Nouriel Roubini argues that housing bulls who believe "sub-prime is only 6% of the mortgage market" are hallucinating. The real figure, he suggests, is closer to 50%.
Roubini's logic?
- Sub-prime are now 13% of the stock of mortgages, not 6%.
- Sub-prime mortgages were at least 20% of mortgage originations in 2005 and 2006.
- The same “monster” lending practices used for subprime mortgages were also used for most “near-prime” and “prime” mortgages.

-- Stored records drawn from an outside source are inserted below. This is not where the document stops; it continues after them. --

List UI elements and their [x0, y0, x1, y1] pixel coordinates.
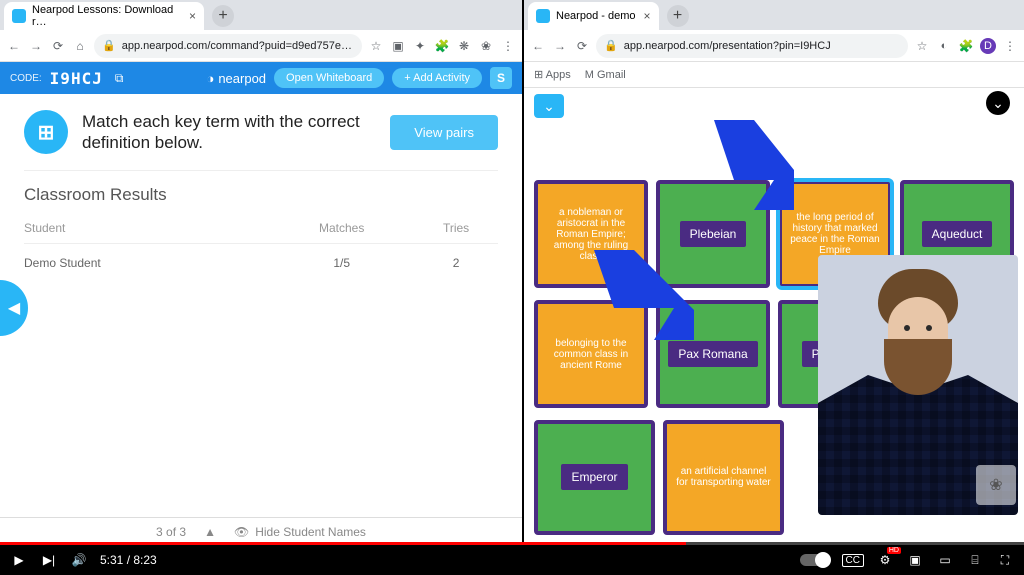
- eye-slash-icon: 👁: [234, 525, 249, 539]
- progress-bar[interactable]: [0, 542, 1024, 545]
- settings-icon[interactable]: ⚙HD: [876, 553, 894, 567]
- bookmarks-bar: ⊞ Apps M Gmail: [524, 62, 1024, 88]
- hide-names-toggle[interactable]: 👁 Hide Student Names: [234, 525, 366, 539]
- new-tab-button[interactable]: +: [667, 5, 689, 27]
- play-icon[interactable]: ▶: [10, 553, 28, 567]
- card-label: Aqueduct: [922, 221, 993, 247]
- nearpod-logo: ◑ nearpod: [206, 71, 266, 86]
- star-icon[interactable]: ☆: [368, 39, 384, 53]
- slide-nav-handle[interactable]: ◀: [0, 280, 28, 336]
- tabstrip-left: Nearpod Lessons: Download r… × +: [0, 0, 522, 30]
- gmail-bookmark[interactable]: M Gmail: [585, 69, 626, 81]
- address-bar[interactable]: 🔒 app.nearpod.com/presentation?pin=I9HCJ: [596, 34, 908, 58]
- back-icon[interactable]: ←: [6, 39, 22, 53]
- favicon-icon: [536, 9, 550, 23]
- video-controls: ▶ ▶| 🔊 5:31 / 8:23 CC ⚙HD ▣ ▭ ⌸ ⛶: [0, 545, 1024, 575]
- student-pane: Nearpod - demo × + ← → ⟳ 🔒 app.nearpod.c…: [524, 0, 1024, 545]
- teacher-footer: 3 of 3 ▲ 👁 Hide Student Names: [0, 517, 522, 545]
- chevron-down-icon[interactable]: ⌄: [986, 91, 1010, 115]
- annotation-arrow: [584, 250, 694, 340]
- code-label: CODE:: [10, 73, 42, 84]
- results-section: Classroom Results Student Matches Tries …: [0, 170, 522, 282]
- card-label: Pax Romana: [668, 341, 757, 367]
- forward-icon[interactable]: →: [552, 39, 568, 53]
- match-icon: ⊞: [24, 110, 68, 154]
- reload-icon[interactable]: ⟳: [50, 39, 66, 53]
- home-icon[interactable]: ⌂: [72, 39, 88, 53]
- browser-tab[interactable]: Nearpod - demo ×: [528, 2, 659, 30]
- chevron-up-icon[interactable]: ▲: [204, 525, 216, 539]
- col-student: Student: [24, 213, 269, 244]
- close-tab-icon[interactable]: ×: [189, 9, 196, 23]
- card-label: Emperor: [561, 464, 627, 490]
- puzzle-icon[interactable]: 🧩: [434, 39, 450, 53]
- forward-icon[interactable]: →: [28, 39, 44, 53]
- watermark-icon: ❀: [976, 465, 1016, 505]
- fullscreen-icon[interactable]: ⛶: [996, 553, 1014, 568]
- toolbar-left: ← → ⟳ ⌂ 🔒 app.nearpod.com/command?puid=d…: [0, 30, 522, 62]
- card-row: Emperor an artificial channel for transpo…: [534, 420, 784, 535]
- col-matches: Matches: [269, 213, 414, 244]
- volume-icon[interactable]: 🔊: [70, 553, 88, 567]
- student-count-badge[interactable]: S: [490, 67, 512, 89]
- extension-icon[interactable]: ◐: [936, 38, 952, 54]
- extension-icon-2[interactable]: ✦: [412, 39, 428, 53]
- menu-icon[interactable]: ⋮: [500, 39, 516, 53]
- results-table: Student Matches Tries Demo Student 1/5 2: [24, 213, 498, 282]
- cell-student: Demo Student: [24, 244, 269, 283]
- table-row[interactable]: Demo Student 1/5 2: [24, 244, 498, 283]
- annotation-arrow: [694, 120, 794, 210]
- tabstrip-right: Nearpod - demo × +: [524, 0, 1024, 30]
- miniplayer-icon[interactable]: ▣: [906, 553, 924, 567]
- theater-icon[interactable]: ▭: [936, 553, 954, 567]
- extension-icon-4[interactable]: ❀: [478, 39, 494, 53]
- collapse-toggle[interactable]: ⌄: [534, 94, 564, 118]
- favicon-icon: [12, 9, 26, 23]
- extension-icon-3[interactable]: ❋: [456, 39, 472, 53]
- tab-title: Nearpod Lessons: Download r…: [32, 4, 181, 28]
- browser-tab[interactable]: Nearpod Lessons: Download r… ×: [4, 2, 204, 30]
- autoplay-toggle[interactable]: [800, 554, 830, 566]
- close-tab-icon[interactable]: ×: [644, 9, 651, 23]
- instruction-row: ⊞ Match each key term with the correct d…: [0, 94, 522, 170]
- col-tries: Tries: [414, 213, 498, 244]
- results-heading: Classroom Results: [24, 170, 498, 213]
- back-icon[interactable]: ←: [530, 39, 546, 53]
- nearpod-header: CODE: I9HCJ ⧉ ◑ nearpod Open Whiteboard …: [0, 62, 522, 94]
- url-text: app.nearpod.com/command?puid=d9ed757e…: [122, 40, 352, 52]
- cell-tries: 2: [414, 244, 498, 283]
- term-card[interactable]: Emperor: [534, 420, 655, 535]
- teacher-pane: Nearpod Lessons: Download r… × + ← → ⟳ ⌂…: [0, 0, 524, 545]
- apps-bookmark[interactable]: ⊞ Apps: [534, 68, 571, 81]
- lock-icon: 🔒: [604, 39, 618, 52]
- add-activity-button[interactable]: Add Activity: [392, 68, 482, 88]
- definition-card[interactable]: an artificial channel for transporting w…: [663, 420, 784, 535]
- next-icon[interactable]: ▶|: [40, 553, 58, 567]
- slide-counter: 3 of 3: [156, 525, 186, 539]
- open-whiteboard-button[interactable]: Open Whiteboard: [274, 68, 384, 88]
- time-display: 5:31 / 8:23: [100, 553, 157, 567]
- cc-button[interactable]: CC: [842, 554, 864, 567]
- tab-title: Nearpod - demo: [556, 10, 636, 22]
- cast-icon[interactable]: ⌸: [966, 553, 984, 568]
- reload-icon[interactable]: ⟳: [574, 39, 590, 53]
- puzzle-icon[interactable]: 🧩: [958, 39, 974, 53]
- profile-avatar[interactable]: D: [980, 38, 996, 54]
- menu-icon[interactable]: ⋮: [1002, 39, 1018, 53]
- cell-matches: 1/5: [269, 244, 414, 283]
- instruction-text: Match each key term with the correct def…: [82, 111, 376, 154]
- address-bar[interactable]: 🔒 app.nearpod.com/command?puid=d9ed757e…: [94, 34, 362, 58]
- view-pairs-button[interactable]: View pairs: [390, 115, 498, 150]
- toolbar-right: ← → ⟳ 🔒 app.nearpod.com/presentation?pin…: [524, 30, 1024, 62]
- star-icon[interactable]: ☆: [914, 39, 930, 53]
- extension-icon[interactable]: ▣: [390, 39, 406, 53]
- card-label: Plebeian: [680, 221, 747, 247]
- url-text: app.nearpod.com/presentation?pin=I9HCJ: [624, 40, 831, 52]
- share-icon[interactable]: ⧉: [115, 71, 124, 86]
- session-code: I9HCJ: [50, 69, 103, 88]
- lock-icon: 🔒: [102, 39, 116, 52]
- new-tab-button[interactable]: +: [212, 5, 234, 27]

- Many pseudo “near-prime” mortgages (such as Alt-A) are undistinguishable from sub-prime ones and have now sharply rising default rates
- What is defined as sub-prime is subject to highly cosmetic accounting by banks: the rule that FICO scores of 660 or below are sub-prime is often diluted down to 630 or even 620 to exclude many mortgages from a sub-prime classification.
- Counting all of the categories above, subprime-like mortgages accounted for almost 50% of all originations in 2005 and 2006 not the 6% figure spinned by the industry lobbies.
Will sub-prime spill over into "near prime" and prime"? Others will no doubt argue "no," but the logic is familiar. I will never forget the morning meetings in the fall of 2000 when technology analyst after technology analyst argued fervently (and convincingly) that the consumer-Internet meltdown that had clobbered the wacky dotcoms would never spill over into telecom equipment, semiconductors, software, etc. It took six months, but boy did those dominoes fall...
I agree with you. Sub-prime mortgages is closer to 50% of the Mortgage market and rising. And it is unlikely that Sub-prime will spill over near-prime and prime mortgages. No question about it.